Regarding solid tumors, I've only hear about T-cell exhaustion, but CAR-T solid tumor trials are ongoing:

https://med.stanford.edu/cancer/about/news/car-t-solid-tumor...

> Although CAR T-cells directed toward the HER2-expressing tumors have been extensively studied in clinical trials, safety concerns have emerged following the death of a CRC patient who received 1×1010 third-generation HER2-CAR T-cells.

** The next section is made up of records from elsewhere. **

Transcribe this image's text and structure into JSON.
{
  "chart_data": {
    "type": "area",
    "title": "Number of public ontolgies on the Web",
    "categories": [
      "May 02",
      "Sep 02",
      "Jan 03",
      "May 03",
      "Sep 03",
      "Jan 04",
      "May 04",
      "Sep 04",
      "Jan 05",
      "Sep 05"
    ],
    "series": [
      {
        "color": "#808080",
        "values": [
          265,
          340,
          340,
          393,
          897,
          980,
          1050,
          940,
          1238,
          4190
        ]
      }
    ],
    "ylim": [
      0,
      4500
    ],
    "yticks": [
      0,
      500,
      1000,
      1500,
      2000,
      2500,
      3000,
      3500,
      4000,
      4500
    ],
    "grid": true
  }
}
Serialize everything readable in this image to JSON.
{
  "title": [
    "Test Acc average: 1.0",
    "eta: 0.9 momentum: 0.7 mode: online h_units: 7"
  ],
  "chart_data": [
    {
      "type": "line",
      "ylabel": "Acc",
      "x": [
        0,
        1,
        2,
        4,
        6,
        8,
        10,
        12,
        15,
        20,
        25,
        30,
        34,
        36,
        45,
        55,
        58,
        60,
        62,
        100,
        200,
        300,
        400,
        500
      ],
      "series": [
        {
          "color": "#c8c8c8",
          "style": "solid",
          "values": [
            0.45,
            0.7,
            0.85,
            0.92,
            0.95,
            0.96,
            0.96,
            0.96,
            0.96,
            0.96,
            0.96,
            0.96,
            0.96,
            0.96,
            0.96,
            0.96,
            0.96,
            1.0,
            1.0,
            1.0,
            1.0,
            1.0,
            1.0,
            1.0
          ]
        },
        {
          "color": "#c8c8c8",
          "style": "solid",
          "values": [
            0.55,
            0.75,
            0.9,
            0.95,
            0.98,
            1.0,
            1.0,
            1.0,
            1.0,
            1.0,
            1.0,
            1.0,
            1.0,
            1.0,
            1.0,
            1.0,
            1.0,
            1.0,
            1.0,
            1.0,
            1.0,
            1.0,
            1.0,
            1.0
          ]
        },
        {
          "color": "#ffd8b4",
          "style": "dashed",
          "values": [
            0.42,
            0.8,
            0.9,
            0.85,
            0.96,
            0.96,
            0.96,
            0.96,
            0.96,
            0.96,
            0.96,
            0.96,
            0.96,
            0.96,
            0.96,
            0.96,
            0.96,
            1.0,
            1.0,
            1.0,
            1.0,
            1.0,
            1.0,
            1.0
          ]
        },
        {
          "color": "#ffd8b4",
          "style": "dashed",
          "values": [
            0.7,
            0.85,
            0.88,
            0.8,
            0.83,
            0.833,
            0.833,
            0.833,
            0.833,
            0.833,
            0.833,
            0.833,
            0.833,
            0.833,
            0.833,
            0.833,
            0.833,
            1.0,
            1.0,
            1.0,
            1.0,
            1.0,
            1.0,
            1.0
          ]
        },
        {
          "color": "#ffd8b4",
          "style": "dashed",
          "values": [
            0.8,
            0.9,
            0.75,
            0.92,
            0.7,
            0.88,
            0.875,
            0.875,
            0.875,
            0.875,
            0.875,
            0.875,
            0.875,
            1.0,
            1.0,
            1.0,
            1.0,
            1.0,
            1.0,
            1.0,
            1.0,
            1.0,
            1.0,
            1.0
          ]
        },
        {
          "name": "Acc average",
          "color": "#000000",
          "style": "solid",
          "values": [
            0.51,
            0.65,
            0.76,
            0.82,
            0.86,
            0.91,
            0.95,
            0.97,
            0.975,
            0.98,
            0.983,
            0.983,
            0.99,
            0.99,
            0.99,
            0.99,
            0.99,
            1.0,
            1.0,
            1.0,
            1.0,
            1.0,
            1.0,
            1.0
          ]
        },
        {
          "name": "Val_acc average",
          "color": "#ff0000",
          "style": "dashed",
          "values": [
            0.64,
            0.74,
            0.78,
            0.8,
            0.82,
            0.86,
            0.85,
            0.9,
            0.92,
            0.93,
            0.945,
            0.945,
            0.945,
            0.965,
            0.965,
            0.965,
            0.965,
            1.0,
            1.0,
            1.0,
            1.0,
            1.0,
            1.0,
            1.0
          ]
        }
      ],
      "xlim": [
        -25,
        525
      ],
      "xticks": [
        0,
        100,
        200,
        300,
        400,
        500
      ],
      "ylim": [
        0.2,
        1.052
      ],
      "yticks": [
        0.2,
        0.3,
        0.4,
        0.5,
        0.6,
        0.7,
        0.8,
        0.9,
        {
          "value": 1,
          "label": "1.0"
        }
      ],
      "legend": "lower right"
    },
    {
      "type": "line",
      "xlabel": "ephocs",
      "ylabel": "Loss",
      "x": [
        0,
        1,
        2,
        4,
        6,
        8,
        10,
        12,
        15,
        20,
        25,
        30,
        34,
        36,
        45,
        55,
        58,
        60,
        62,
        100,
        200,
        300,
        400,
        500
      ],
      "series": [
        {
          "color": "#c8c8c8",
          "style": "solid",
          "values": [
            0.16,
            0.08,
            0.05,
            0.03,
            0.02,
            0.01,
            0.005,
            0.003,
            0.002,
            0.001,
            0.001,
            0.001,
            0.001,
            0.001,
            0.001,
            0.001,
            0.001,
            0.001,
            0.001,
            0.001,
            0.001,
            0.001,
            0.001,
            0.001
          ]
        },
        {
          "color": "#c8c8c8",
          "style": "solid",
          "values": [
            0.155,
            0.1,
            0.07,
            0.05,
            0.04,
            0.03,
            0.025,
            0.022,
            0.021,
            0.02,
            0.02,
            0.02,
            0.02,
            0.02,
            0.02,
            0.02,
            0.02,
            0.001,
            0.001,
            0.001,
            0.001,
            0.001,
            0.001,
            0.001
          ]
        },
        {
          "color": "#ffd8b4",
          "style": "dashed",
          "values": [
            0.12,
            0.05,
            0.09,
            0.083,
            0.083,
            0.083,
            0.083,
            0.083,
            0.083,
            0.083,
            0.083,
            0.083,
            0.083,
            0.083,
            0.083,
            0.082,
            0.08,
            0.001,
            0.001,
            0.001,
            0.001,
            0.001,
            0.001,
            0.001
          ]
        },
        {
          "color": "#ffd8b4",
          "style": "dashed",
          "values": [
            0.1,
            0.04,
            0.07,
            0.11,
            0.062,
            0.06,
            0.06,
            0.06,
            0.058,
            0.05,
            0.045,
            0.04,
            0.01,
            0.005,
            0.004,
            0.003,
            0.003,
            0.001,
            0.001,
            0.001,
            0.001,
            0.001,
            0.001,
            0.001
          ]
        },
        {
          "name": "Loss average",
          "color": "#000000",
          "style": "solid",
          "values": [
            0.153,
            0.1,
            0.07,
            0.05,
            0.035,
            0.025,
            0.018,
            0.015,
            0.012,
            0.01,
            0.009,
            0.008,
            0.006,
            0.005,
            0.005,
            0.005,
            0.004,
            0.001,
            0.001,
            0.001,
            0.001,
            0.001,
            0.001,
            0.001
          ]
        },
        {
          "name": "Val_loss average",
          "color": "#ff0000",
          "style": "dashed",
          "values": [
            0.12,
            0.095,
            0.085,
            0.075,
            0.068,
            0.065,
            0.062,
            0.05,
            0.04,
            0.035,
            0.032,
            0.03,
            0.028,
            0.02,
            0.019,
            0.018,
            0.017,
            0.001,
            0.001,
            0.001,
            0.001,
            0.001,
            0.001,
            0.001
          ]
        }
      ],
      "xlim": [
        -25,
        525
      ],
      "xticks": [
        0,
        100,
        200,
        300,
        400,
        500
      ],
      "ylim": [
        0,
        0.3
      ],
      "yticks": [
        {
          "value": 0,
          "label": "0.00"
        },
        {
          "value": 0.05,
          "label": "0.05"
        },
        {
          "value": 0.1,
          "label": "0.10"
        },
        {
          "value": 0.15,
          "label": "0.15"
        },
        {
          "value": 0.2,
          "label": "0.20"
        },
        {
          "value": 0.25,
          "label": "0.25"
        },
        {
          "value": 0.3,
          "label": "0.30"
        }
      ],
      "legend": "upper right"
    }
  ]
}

https://www.ncbi.nlm.nih.gov/pmc/articles/PMC10067596/

wwarner
0 replies
19h12m

Wonderful article. I’m seeing two Nobels awarded for research into immunotherapy. Best of all, immunotherapy probably saved my sister from stage 4 cancer.

bollloga
0 replies
19h38m

Could this be helpful for neuroendocrine cancers?

bettercallsalad
0 replies
10h42m

Is there any potential for immunotherapy for stage IV metastatic castration resistant prostate cancer?

DaoVeles
0 replies
17h48m

My father is in his mid 70's with bladder cancer and is now going down the immunotherapy path completely aware that this is still essentially a new thing with bugs to be figured out.

At this point the best we are hoping for is a few more years but understand if it doesn't work out. It is still wild to see where we are going. While I am skeptical of many technological claims that get thrown around nowadays, medical advances are still plodding along wonderfully. Even if at times it can be two steps forward, one step back.